David,
Oh! Well, it doesn't have to be called self. :-) It could be __self__
or whatever would be fine. I see C99 has __FUNC__ for the current
function name used in strings. But, I was thinking more of an actual
reference to the current function as a function entity, sort of like a
name substitution.
Best regards,
Rick C. Hodgin
On 06/14/2012 01:08 PM, David Malcolm wrote:
FWIW "self" today is a perfectly good variable name, and practically all
C and C++ code that interacts with Python (including the C
implementation of Python itself) uses "self" to name variables
throughout: many thousands of projects, many millions of lines of code.

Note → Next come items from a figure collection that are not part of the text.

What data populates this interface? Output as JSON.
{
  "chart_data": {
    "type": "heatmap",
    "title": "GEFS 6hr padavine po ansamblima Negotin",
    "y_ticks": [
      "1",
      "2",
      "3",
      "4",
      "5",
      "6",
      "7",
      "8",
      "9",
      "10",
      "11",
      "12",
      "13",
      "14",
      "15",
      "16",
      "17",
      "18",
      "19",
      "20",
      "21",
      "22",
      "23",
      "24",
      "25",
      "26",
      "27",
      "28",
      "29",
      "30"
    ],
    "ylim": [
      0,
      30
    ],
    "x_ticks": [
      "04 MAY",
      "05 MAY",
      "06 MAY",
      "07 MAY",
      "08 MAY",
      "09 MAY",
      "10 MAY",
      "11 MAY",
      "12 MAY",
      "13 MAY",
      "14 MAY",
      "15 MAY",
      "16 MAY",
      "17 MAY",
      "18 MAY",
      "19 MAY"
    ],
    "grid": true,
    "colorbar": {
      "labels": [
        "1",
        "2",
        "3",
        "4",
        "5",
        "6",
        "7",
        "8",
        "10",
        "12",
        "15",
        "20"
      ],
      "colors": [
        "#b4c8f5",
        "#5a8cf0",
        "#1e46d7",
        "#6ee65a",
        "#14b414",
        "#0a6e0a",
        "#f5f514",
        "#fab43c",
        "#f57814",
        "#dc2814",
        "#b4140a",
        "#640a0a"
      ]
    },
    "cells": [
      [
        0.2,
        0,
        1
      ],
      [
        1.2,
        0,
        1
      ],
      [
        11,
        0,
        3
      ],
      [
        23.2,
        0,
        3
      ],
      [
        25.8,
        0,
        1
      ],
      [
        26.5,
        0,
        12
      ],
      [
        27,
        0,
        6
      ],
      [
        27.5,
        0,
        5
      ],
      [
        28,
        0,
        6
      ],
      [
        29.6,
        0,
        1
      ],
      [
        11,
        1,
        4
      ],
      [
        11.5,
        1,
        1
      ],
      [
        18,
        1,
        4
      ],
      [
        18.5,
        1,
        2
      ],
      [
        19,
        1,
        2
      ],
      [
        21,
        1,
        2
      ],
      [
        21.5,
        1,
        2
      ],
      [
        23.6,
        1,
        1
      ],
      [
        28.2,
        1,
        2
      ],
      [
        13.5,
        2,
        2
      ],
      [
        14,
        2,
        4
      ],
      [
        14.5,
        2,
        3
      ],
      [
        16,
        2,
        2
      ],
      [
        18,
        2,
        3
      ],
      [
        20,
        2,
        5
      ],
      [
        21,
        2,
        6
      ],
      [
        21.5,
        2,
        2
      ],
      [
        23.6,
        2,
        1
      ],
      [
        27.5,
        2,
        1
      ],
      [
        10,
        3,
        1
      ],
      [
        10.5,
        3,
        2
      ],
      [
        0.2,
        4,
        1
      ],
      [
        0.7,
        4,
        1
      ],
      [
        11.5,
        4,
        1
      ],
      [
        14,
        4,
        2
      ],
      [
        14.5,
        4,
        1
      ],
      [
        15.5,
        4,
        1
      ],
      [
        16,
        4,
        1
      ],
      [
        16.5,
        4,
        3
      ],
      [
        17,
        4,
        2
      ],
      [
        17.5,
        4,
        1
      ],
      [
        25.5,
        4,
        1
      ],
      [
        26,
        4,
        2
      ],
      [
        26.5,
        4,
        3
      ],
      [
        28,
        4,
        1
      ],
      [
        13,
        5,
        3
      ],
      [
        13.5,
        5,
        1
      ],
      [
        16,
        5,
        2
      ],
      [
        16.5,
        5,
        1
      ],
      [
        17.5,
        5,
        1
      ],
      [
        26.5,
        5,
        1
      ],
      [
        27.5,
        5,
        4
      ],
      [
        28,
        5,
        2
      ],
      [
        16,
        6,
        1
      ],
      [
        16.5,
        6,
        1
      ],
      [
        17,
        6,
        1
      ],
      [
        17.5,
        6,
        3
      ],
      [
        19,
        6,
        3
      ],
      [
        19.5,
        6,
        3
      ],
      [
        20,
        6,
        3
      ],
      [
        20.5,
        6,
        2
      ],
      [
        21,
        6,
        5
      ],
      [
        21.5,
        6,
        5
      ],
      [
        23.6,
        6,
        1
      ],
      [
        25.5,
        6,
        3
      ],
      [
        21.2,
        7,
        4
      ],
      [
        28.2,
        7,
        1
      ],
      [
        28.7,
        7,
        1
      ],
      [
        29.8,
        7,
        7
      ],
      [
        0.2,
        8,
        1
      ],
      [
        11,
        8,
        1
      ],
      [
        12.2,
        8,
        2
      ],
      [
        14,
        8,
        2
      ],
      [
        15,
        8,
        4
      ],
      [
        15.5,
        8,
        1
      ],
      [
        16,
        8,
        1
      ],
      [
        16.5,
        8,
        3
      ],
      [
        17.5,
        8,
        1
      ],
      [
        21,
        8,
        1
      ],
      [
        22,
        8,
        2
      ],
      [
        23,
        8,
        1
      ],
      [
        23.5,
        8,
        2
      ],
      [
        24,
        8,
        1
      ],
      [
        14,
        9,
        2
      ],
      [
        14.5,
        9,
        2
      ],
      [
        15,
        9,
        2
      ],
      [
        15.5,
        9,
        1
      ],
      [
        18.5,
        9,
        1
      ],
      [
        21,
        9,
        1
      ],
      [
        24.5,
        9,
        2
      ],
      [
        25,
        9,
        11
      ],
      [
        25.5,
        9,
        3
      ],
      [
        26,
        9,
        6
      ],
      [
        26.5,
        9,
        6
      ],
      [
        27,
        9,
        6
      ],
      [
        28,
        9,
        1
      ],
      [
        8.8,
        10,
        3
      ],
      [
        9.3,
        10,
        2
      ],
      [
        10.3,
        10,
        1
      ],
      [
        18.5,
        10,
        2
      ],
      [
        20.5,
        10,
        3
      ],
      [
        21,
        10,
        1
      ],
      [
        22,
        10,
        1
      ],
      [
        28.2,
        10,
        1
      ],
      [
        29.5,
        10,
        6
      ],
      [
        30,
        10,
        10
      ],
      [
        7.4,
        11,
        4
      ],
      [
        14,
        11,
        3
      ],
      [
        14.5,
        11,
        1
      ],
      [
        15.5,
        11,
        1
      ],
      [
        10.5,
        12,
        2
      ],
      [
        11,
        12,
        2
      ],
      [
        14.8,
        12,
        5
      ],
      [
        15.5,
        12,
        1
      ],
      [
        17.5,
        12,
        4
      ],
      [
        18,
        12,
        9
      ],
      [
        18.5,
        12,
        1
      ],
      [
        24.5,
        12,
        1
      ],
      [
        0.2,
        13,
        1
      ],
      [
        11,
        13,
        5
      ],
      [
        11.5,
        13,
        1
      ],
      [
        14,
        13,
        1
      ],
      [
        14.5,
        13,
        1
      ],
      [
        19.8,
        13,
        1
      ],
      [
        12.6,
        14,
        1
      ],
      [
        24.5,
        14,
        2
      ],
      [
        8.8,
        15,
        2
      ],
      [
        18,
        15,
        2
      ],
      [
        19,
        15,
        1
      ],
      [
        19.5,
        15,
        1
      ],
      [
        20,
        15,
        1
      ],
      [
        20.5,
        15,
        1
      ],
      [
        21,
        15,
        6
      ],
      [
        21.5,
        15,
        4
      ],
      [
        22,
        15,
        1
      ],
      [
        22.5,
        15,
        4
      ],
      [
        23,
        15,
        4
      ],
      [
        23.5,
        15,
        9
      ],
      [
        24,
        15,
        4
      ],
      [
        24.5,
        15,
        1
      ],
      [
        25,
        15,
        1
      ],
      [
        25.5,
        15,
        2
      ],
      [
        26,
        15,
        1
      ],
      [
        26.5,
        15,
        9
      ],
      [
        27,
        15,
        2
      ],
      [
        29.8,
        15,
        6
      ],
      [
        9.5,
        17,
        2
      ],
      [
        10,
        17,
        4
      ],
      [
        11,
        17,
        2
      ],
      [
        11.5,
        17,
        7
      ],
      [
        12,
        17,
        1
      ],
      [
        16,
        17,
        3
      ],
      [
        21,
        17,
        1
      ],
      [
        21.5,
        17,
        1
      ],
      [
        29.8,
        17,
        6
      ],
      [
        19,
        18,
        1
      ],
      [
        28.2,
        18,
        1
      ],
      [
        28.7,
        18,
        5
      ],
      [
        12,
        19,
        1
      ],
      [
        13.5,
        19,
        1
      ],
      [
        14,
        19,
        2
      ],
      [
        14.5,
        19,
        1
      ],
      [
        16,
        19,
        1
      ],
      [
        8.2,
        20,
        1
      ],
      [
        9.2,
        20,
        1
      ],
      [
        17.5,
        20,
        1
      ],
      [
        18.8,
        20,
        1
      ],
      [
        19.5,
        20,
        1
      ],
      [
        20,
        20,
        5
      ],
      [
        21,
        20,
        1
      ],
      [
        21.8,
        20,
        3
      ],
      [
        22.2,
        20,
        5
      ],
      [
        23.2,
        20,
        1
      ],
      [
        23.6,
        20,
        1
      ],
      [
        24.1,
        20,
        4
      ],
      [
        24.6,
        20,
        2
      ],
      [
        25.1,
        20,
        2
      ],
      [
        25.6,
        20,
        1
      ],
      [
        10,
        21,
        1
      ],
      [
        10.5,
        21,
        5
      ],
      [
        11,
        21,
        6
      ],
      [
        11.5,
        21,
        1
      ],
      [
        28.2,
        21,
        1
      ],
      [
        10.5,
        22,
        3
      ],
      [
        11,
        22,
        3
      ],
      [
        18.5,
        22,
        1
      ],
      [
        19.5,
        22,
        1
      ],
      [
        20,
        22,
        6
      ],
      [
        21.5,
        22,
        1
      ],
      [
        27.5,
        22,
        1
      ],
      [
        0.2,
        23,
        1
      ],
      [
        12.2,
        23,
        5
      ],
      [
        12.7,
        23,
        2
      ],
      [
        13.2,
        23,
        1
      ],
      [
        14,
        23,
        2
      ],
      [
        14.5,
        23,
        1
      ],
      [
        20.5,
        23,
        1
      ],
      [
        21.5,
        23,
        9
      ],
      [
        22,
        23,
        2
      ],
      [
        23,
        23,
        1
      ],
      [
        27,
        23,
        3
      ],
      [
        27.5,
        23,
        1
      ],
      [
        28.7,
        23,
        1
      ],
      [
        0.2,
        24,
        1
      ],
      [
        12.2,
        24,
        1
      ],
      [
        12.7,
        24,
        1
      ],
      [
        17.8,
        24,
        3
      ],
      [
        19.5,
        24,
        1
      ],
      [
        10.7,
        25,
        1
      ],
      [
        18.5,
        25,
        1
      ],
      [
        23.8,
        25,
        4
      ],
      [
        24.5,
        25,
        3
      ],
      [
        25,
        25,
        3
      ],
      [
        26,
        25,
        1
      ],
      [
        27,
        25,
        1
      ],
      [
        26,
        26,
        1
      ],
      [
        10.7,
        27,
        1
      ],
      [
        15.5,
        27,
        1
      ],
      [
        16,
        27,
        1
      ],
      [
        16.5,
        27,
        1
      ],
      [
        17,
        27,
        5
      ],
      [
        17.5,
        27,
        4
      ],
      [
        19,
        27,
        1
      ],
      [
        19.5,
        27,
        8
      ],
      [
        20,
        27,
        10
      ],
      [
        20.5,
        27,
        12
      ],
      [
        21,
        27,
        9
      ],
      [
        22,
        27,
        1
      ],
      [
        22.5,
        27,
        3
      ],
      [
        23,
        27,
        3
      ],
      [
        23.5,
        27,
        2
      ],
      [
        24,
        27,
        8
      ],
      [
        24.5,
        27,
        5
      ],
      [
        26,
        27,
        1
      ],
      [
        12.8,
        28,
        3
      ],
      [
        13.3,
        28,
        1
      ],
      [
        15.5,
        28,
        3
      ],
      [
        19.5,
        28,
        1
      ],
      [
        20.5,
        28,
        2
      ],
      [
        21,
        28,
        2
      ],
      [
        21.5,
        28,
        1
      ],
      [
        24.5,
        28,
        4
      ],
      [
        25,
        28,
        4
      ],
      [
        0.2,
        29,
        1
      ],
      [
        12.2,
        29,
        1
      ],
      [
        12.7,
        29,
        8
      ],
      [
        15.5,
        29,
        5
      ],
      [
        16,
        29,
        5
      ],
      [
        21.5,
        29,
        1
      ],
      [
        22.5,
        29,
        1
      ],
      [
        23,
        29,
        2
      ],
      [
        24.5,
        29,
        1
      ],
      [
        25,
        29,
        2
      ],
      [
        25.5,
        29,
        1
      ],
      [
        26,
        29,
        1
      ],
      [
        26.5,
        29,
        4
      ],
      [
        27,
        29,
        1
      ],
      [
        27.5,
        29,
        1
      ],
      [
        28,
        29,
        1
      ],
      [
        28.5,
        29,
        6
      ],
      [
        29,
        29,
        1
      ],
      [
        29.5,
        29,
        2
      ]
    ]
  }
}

Having this snatched away as a keyword under some compiler settings
would be a major PITA.
On Thu, 2012-06-14 at 12:53 -0400, Rick C. Hodgin wrote:
Ian,
I was thinking C and C++.
int myclass::foo(int a)
{
// recursion
self(a + 1);
}
Just out of curiosity, why wouldn't it be accepted back into mainline?
Thanks for your help. :-)
Best regards,
Rick C. Hodgin
On 06/14/2012 12:48 PM, Ian Lance Taylor wrote:
"Rick C. Hodgin"<foxmuldrs...@yahoo.com> writes:
How hard would it be to implement a "self" keyword extension which
references the contextual function name wherein it was referenced?
int foo(int a)
{
// recursion
self(a + 1);
}
int food(int a)
{
// recursion
self(a + 1);
}
Obviously not a useful example, but demonstrates that to call each
function it's in again that it can be done without knowing the
function name.
I assume you are asking about C? It would be easy to implement. The
compiler always know what function it is compiling. But I don't think
the extension would be accepted back into GCC mainline.